Jazz music and trial lawyering
Long before ever stepping foot in law school, I was a jazz music fanatic, since the age of twelve in 1975, particularly for fellow trumpeters. I experienced Miles play that year in Newport, Dizzy two years later in Westport and two more times, Cat the following year in Nice, Roy the following year in New York, Woody four years later in Boston, and Freddie a bit later the same year in Cambridge.
Right into the eighties — perhaps beyond then — the most famous straightahead jazz masters ordinarily earned money that paled in comparison to rock star pay, sometimes only being able to fill an average-sized nightclub. They did it for love of the music, for excellence, for the ecstasy of living the music, and because this was part of who they were. That parallels what guided me to and kept me with criminal defense law. The struggles for justice for criminal defendants involve substantial toil and frequent frustrations with the criminal justice system; however, the victories make it all worth it, and the constant fight for justice is the only way to obtain those victories.

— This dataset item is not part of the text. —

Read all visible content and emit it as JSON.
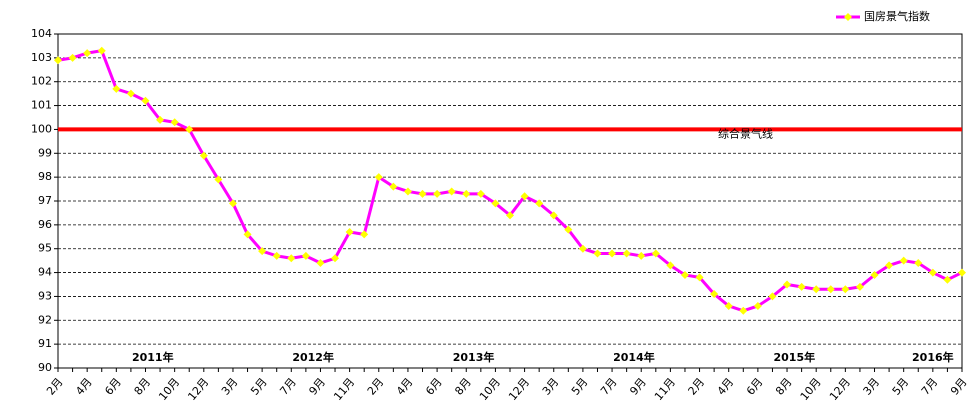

Great jazz music involves spontaneity, improvisation, and often mind-blowing brilliance that make the best rock music look like tiddlywinks. Great criminal defense involves the same dynamics.
This spontaneity, improvisation and being in the moment can pleasantly surprise and please both the musician and the trial lawyer. For instance, Cab Calloway’s famous line from "Minnie the Moocher" — "Hi-de-hi-de-hi-de-ho," "Oodlee-odlye-odlyee-oodlee-doo" — came not from any advance planning, but from having to fill in the gaps when he forgot some of the song’s lyrics. It is akin to being thrown a curve by a judge’s improvidently sustaining an objection to a lawyer’s line of questioning, and continuing a new line of attack flawlessly, without skipping a beat, and perhaps with more skilled ferocity than ever.